And just like that, my season at Whitetail is through.
This weekend, I’m attending a women’s ski-and-toboggan clinic at Sno Mountain in Scranton, Penn. A few days later, we’ll be boarding a plane for a long-awaited ski vacation to the Alps and Dolomites. By the time we return, Whitetail will likely be long closed for the season. It’s all exciting stuff, but man, was it sad leaving Whitetail on Monday afternoon with the knowledge that we won’t be back until next season!
There were a lot of emotions swirling around as I packed up the car with the ski gear, snacks, bedding and other essentials I’ve amassed throughout the season. The chief emotion was disbelief—with the long trips between Whitetail, Virginia Beach and D.C. and the actual brevity of this winter (seven weeks for me—maybe nine weeks for the mountain?), the season went by in a blink.

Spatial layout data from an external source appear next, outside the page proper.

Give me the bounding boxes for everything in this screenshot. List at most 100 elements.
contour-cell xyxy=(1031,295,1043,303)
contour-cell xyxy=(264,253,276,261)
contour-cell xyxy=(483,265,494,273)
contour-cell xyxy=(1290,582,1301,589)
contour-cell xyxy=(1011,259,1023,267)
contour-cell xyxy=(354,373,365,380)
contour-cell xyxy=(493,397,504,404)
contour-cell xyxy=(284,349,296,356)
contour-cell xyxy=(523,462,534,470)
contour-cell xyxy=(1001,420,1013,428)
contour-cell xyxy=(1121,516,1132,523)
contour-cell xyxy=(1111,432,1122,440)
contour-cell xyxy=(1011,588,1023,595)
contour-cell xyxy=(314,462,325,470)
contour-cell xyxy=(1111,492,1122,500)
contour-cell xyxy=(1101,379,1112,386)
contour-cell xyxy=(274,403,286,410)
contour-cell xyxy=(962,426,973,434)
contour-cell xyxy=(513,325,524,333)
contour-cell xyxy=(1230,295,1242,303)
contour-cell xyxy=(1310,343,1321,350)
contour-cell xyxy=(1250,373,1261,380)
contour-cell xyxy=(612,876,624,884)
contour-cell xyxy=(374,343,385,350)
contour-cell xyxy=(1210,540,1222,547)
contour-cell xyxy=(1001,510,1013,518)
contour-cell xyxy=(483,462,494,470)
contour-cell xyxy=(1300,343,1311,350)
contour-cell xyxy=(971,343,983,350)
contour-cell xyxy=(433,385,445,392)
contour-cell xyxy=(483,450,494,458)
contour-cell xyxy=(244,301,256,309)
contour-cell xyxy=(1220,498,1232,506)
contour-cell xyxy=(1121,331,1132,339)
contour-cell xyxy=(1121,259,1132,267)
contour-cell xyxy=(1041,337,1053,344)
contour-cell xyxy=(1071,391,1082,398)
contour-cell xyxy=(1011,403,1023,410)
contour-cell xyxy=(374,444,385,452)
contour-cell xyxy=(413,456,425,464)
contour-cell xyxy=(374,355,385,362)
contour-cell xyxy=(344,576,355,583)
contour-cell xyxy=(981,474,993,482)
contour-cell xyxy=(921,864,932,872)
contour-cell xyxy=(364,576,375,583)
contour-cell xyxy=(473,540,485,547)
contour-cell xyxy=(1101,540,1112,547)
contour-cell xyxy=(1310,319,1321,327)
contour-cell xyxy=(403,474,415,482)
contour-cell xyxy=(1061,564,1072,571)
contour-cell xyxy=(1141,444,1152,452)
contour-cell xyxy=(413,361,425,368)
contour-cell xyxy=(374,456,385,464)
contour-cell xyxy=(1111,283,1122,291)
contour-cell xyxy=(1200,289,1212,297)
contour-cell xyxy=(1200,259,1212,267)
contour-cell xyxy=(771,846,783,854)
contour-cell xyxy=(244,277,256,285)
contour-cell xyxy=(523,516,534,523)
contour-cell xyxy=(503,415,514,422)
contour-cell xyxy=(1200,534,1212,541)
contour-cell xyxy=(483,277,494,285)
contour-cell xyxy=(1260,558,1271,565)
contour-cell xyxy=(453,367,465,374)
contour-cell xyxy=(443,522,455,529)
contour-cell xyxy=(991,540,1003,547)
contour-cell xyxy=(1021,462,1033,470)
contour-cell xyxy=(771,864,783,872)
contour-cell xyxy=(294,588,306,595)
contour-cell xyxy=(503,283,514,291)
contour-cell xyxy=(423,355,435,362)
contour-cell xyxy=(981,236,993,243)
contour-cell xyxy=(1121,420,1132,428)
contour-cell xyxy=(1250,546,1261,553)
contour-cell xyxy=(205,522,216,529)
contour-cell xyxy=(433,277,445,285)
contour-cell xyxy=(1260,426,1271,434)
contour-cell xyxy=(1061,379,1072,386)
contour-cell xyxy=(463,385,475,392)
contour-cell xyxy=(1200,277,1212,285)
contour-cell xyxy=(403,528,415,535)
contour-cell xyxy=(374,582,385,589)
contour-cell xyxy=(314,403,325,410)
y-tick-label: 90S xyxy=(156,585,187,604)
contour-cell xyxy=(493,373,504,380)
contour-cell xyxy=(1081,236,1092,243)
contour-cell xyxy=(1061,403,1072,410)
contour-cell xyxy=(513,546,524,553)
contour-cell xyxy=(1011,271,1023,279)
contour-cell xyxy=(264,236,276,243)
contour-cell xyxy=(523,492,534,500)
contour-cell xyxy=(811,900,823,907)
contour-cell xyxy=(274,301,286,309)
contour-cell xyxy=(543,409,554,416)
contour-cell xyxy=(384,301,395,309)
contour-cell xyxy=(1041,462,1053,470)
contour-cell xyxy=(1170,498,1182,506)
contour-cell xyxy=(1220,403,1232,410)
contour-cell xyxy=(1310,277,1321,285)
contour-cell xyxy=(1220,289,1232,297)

Another emotion: Pride. As we pulled out of the parking lot, my chest swelled with the pride that follows the accomplishment of a long-term, challenging goal. It wasn’t the attainment of the red coat that made me feel all warm and fuzzy, but the fact that I nailed a process-based goal I set for myself back in physical therapy, when I channeled Tim Tebow through this quote from his UF days: “I promise you one thing: A lot of good will come out of this. You have never seen any player in the entire country play as hard as I will play the rest of the season.” As I watched Whitetail fade into the distance in my rearview mirror, I realized that I lived up to the Tebow promise and then some: A lot of good came out of this (this=my ACL tear). You have never seen any ski patroller try as hard as I tried this season.
But most of all, I felt a rush of gratitude thinking of all the people who helped me get here. Anytime you set out to accomplish a goal that feels out of your reach, you need someone who believes in you before you believe in yourself. Even in my roughest days of training, I had a whole cadre of cheerleaders—Steve, my friends, my classmates, the S&T instructors—reminding me that they believed I could get there. And I did.
Some other things that happened over the weekend:
I gave Steve a few sled rides to practice my toboggan skills. It was a really pleasing sense of role reversal, since he spent last season towing my gimpy butt around in a sled. He took a few pictures from the passenger’s seat.
I celebrated with my class. On Sunday afternoon, we gathered to take a new class picture—you know, one in which I’m not weeping silently in the back row, or wearing a knee immobilizer.
After posing for a few photos, a few of my classmates took off to go work a shift on top of the beginners’ ski lift, Easy Rider, while the rest of us hung out on top of the mountain. Not more than a minute later, we heard one of our classmates’ voices on the radio, calling in a 10-50, or injury. Now, I’d been hoping for my first “transport” all day, so when we heard the call, I grabbed a sled and headed that way—with the rest of my class in tow. Since Steve still had our camera around his neck from the class photos, he actually took a bunch of photos while the seven of us worked to accomplish what’s essentially a one- or two-person job. I’ll spare the patient—a sweet, good sport of a woman who’d twisted her knee—the embarrassment of having her photo on this blog. But suffice it to say that there’s a photo of us in which we’re all grinning like idiots—including the patient.
The presence of all my classmates made the incident feel like one of our practice scenarios. Of course, it wasn’t, and the patient’s gratitude (like I said, she was a really good sport) drove home the very reason I spent so long training—so that when I actually transported a patient in a sled, it felt like second nature. Which is a pretty good way to end a season, if you ask me.